RA: Olha, existem grandes grupos sobre dados abertos como Dado Brasil, R Brasil, de pessoas que trabalham de forma gratuita para gerar informação e visualização de forma gratuita. Então, o jornalista, na hora que vê a oportunidade, ele pode entrar em alguma dessas comunidades de R, Phyton, de dados abertos e propor para que alguém acolha aquela ideia como filho e desenvolva um produto de visualização. Eu acho que é um caminho para a mídia que não tem esse poder consiga gerar visualizações interessantes a um custo acessível. O fato do jornalista começar a participar de grupos de cientistas de dados no brasil, o fato dele ter o olhar dele como jornalista e lançar o desafio vai ser uma relação ganha-ganha, porque ele sabe qual é o tipo de informação vai atingir o grande público e consegue dar um desafio palpável, um desafio que o desenvolvedor consegue mensurar, instigar e fazer que ele se empolgue em trabalhar e conseguir gerar um resultado bacana.

Foto: Luana França

NC: Até agora falamos de pontos positivos e sabemos que informação é poder. Como você vê a possibilidade de uso negativo dessas informações?

RA: Não é nada diferente do que já está acontecendo no mundo, temos o exemplo das notícias falsas. Isso já existe. O que estamos fazendo aqui é que mais pessoas possam dar a opinião delas sobre o tema. O dado está disponível e assim como pode-se fazer uma solução utilizando dados dos tribunais de contas, você pode fazer a solução, qualquer um pode fazer a solução. O que vai acontecer é que vão começar a surgir pontos de vistas em cima do tema e pela quantidade de pontos de vista, as arestas vão sendo cortadas. O diferencial de todo esse processo é o fato que assim como tive a oportunidade de dar minha visão sobre o tema, assim como você tem, a população deve ter a oportunidade de fazer isso. Então esse conjunto de visões sobre o tema vão fazer que a verdade, o entendimento, o consenso prevaleça

NC: As empresas também buscam dados para conhecer melhor o perfil de seus clientes e assim traçar melhores estratégias de vendas e muitos dados públicos envolvem cidadãos comuns. Como fica a privacidade?
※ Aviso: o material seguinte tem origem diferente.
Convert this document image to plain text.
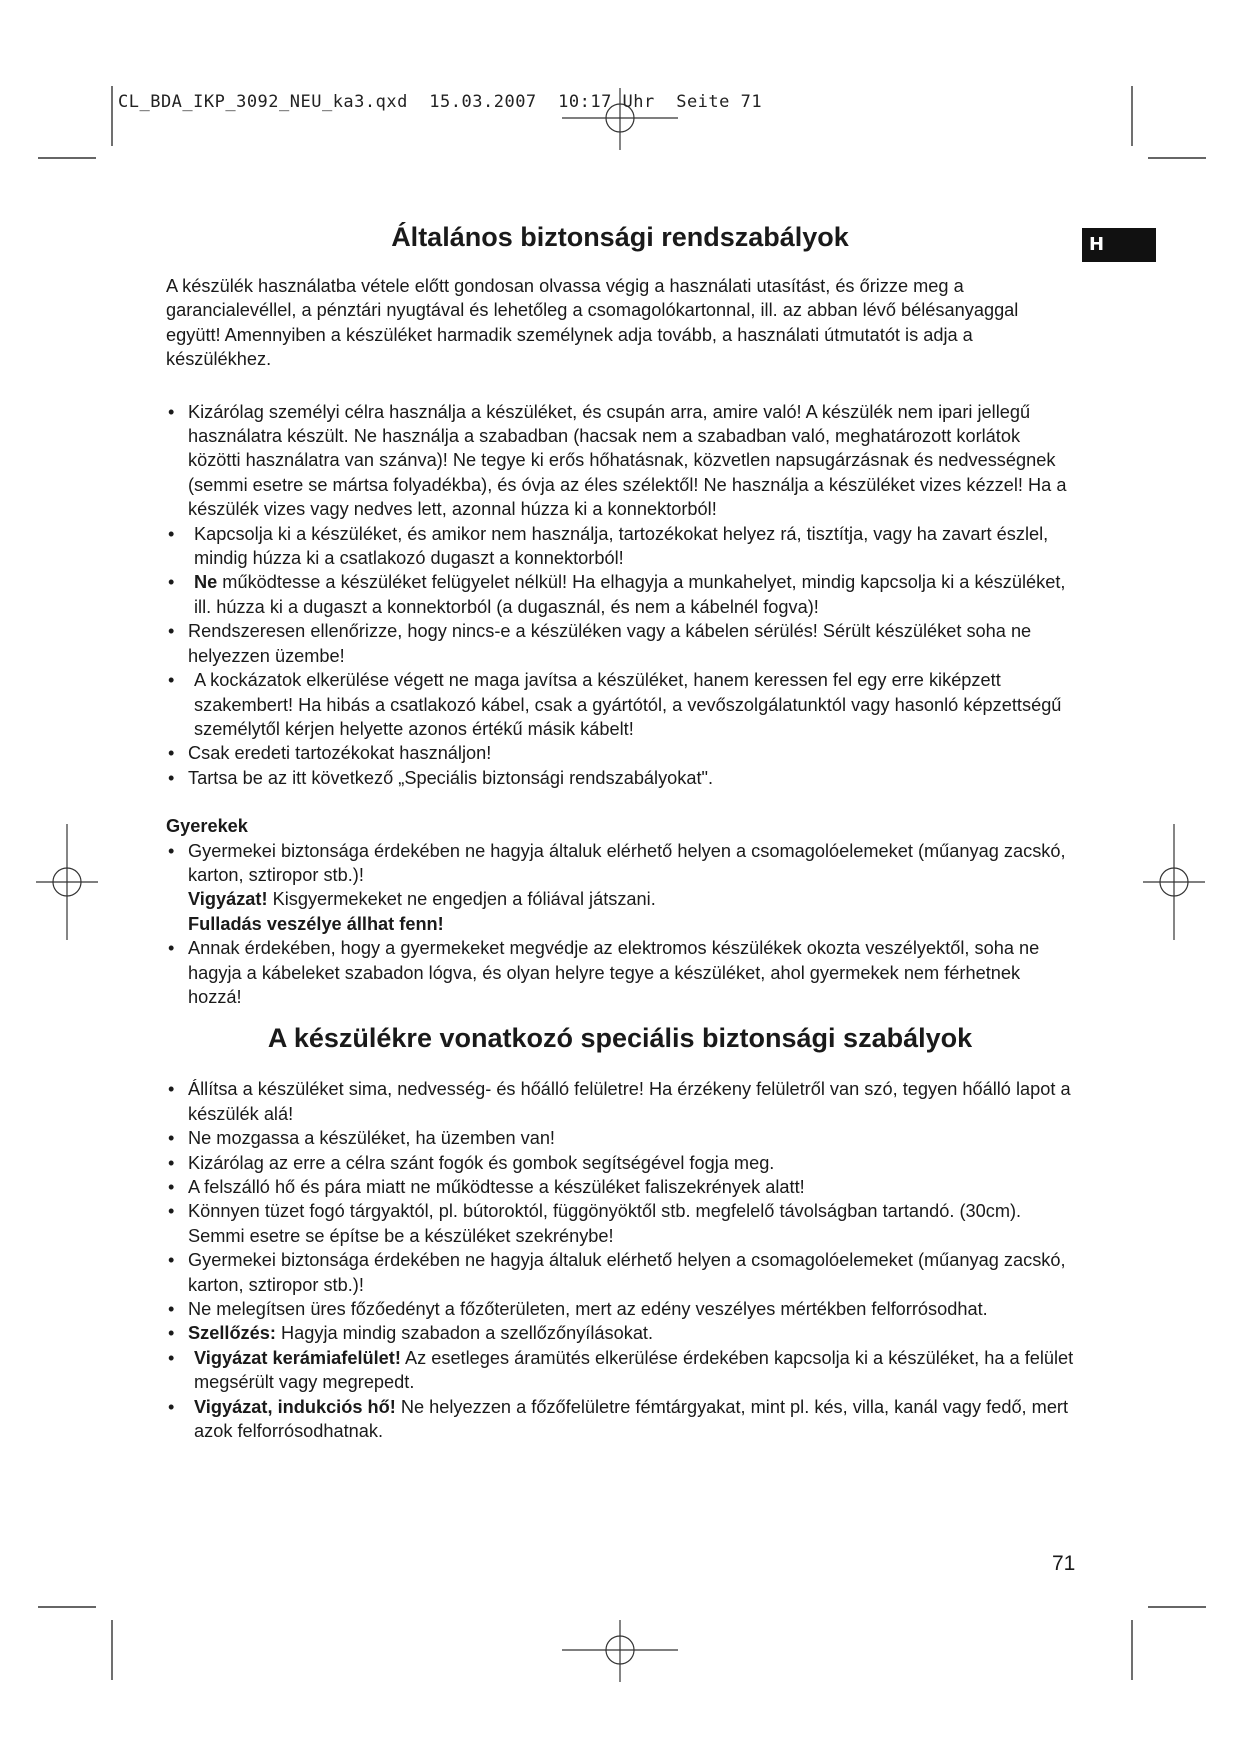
CL_BDA_IKP_3092_NEU_ka3.qxd  15.03.2007  10:17 Uhr  Seite 71
H
Általános biztonsági rendszabályok

A készülék használatba vétele előtt gondosan olvassa végig a használati utasítást, és őrizze meg a garancialevéllel, a pénztári nyugtával és lehetőleg a csomagolókartonnal, ill. az abban lévő bélésanyaggal együtt! Amennyiben a készüléket harmadik személynek adja tovább, a használati útmutatót is adja a készülékhez.

• Kizárólag személyi célra használja a készüléket, és csupán arra, amire való! A készülék nem ipari jellegű használatra készült. Ne használja a szabadban (hacsak nem a szabadban való, meghatározott korlátok közötti használatra van szánva)! Ne tegye ki erős hőhatásnak, közvetlen napsugárzásnak és nedvességnek (semmi esetre se mártsa folyadékba), és óvja az éles szélektől! Ne használja a készüléket vizes kézzel! Ha a készülék vizes vagy nedves lett, azonnal húzza ki a konnektorból!
• Kapcsolja ki a készüléket, és amikor nem használja, tartozékokat helyez rá, tisztítja, vagy ha zavart észlel, mindig húzza ki a csatlakozó dugaszt a konnektorból!
• Ne működtesse a készüléket felügyelet nélkül! Ha elhagyja a munkahelyet, mindig kapcsolja ki a készüléket, ill. húzza ki a dugaszt a konnektorból (a dugasznál, és nem a kábelnél fogva)!
• Rendszeresen ellenőrizze, hogy nincs-e a készüléken vagy a kábelen sérülés! Sérült készüléket soha ne helyezzen üzembe!
• A kockázatok elkerülése végett ne maga javítsa a készüléket, hanem keressen fel egy erre kiképzett szakembert! Ha hibás a csatlakozó kábel, csak a gyártótól, a vevőszolgálatunktól vagy hasonló képzettségű személytől kérjen helyette azonos értékű másik kábelt!
• Csak eredeti tartozékokat használjon!
• Tartsa be az itt következő „Speciális biztonsági rendszabályokat".
Gyerekek
• Gyermekei biztonsága érdekében ne hagyja általuk elérhető helyen a csomagolóelemeket (műanyag zacskó, karton, sztiropor stb.)!
Vigyázat! Kisgyermekeket ne engedjen a fóliával játszani.
Fulladás veszélye állhat fenn!
• Annak érdekében, hogy a gyermekeket megvédje az elektromos készülékek okozta veszélyektől, soha ne hagyja a kábeleket szabadon lógva, és olyan helyre tegye a készüléket, ahol gyermekek nem férhetnek hozzá!
A készülékre vonatkozó speciális biztonsági szabályok
• Állítsa a készüléket sima, nedvesség- és hőálló felületre! Ha érzékeny felületről van szó, tegyen hőálló lapot a készülék alá!
• Ne mozgassa a készüléket, ha üzemben van!
• Kizárólag az erre a célra szánt fogók és gombok segítségével fogja meg.
• A felszálló hő és pára miatt ne működtesse a készüléket faliszekrények alatt!
• Könnyen tüzet fogó tárgyaktól, pl. bútoroktól, függönyöktől stb. megfelelő távolságban tartandó. (30cm). Semmi esetre se építse be a készüléket szekrénybe!
• Gyermekei biztonsága érdekében ne hagyja általuk elérhető helyen a csomagolóelemeket (műanyag zacskó, karton, sztiropor stb.)!
• Ne melegítsen üres főzőedényt a főzőterületen, mert az edény veszélyes mértékben felforrósodhat.
• Szellőzés: Hagyja mindig szabadon a szellőzőnyílásokat.
• Vigyázat kerámiafelület! Az esetleges áramütés elkerülése érdekében kapcsolja ki a készüléket, ha a felület megsérült vagy megrepedt.
• Vigyázat, indukciós hő! Ne helyezzen a főzőfelületre fémtárgyakat, mint pl. kés, villa, kanál vagy fedő, mert azok felforrósodhatnak.
71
RA: Existe uma balança que chamamos de tradeoff entre segurança e privacidade. Quanto mais segurança você coloca, menos privacidade. Essa balança sempre existiu. Essa relação entre segurança e privacidade sempre existiu. O que eu acho é que deve existir o bom senso. Vou te falar em um tema polêmico. O tema é sobre remédios que o SUS disponibiliza para pessoas que ganharam na justiça o direito de usar aqueles medicamentos. Tem muitos medicamentos cujo o tratamento chega a milhões de reais, então, por um lado, a população quer saber para onde foram aqueles milhões de reais porque é dinheiro público, é muito dinheiro. Por outro lado, você tem a privacidade do indivíduo em não ter a sua doença exposta publicamente, então existe um meio-termo que é o seguinte: eu posso falar que gastei tantos reais em medicamentos, em compensação não vou divulgar o perfil quem utiliza esse medicamento. Essa relação é complexa e precisa de bom senso, a gente sempre tem que conversar e a coisa deve ser muito clara. Aquela informação não foi divulgada porque é uma informação sensível, essa informação da saúde, ela é sensível, mas a informação que uma pessoa frauda benefício social, recebe um, dois, três, essa informação tem que estar disponível, a gente tem que saber quem frauda e começar a diferenciar a pessoa acometida por uma doença grave e por isso precisa de um tratamento muito oneroso e não pode pagar e o governo acaba pagando. Ela é uma vítima de uma doença e a nossa sociedade tem que se organizar para resolver aquele problema, por outro lado, se tem uma pessoa que frauda, tem que ser exposta.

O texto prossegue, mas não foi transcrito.